In 2003 werd het Human Genome Project voltooid, en kunnen we met genoombrede associatiestudies (GWAS) naar verbanden zoeken tussen genmutaties en ziektes. GWAS hebben mede de basis gelegd voor de zoektocht naar biomarkers: eiwitten die bijvoorbeeld gerelateerd zijn aan de kans om diabetes te ontwikkelen of gerelateerd aan de kans om gunstig te reageren op een bepaalde behandeling. Farmaceutische bedrijven investeren veel geld hierin, omdat biomarkers aangrijpingspunten kunnen zijn voor nieuwe medicijnen. Vooral in de oncologie wordt hier al volop gebruikt gemaakt in de dagelijkse praktijk, denk bijvoorbeeld aan immunotherapie.

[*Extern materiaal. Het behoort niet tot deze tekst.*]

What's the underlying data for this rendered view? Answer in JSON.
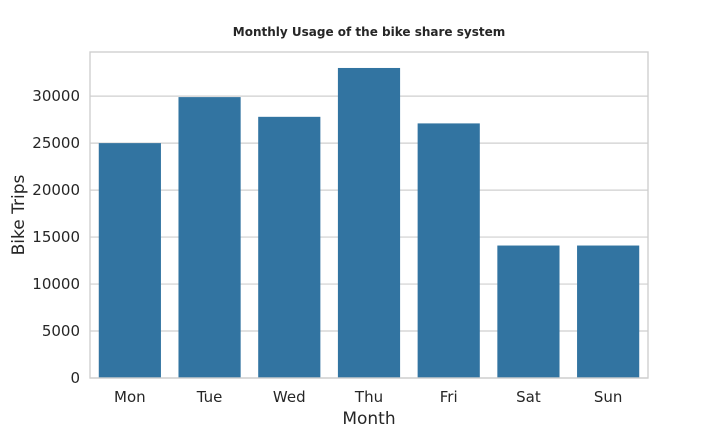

Sceptici zeggen dat de enorme investeringen van de afgelopen jaren in genomics, proteomics en metabolomics de kwaliteit van diabeteszorg tot nu toe nauwelijks verbeterd hebben, en dat toekomstige preventieve en behandelstrategieën voor specifieke subgroepen alleen in rijke landen betaalbaar zullen zijn. Voorstanders van precisiegeneeskunde zeggen dat juist gerichte interventie zal leiden tot betere en goedkopere zorg, en dat juist daarom ook de minder rijke landen van precisie geneeskunde zullen profiteren.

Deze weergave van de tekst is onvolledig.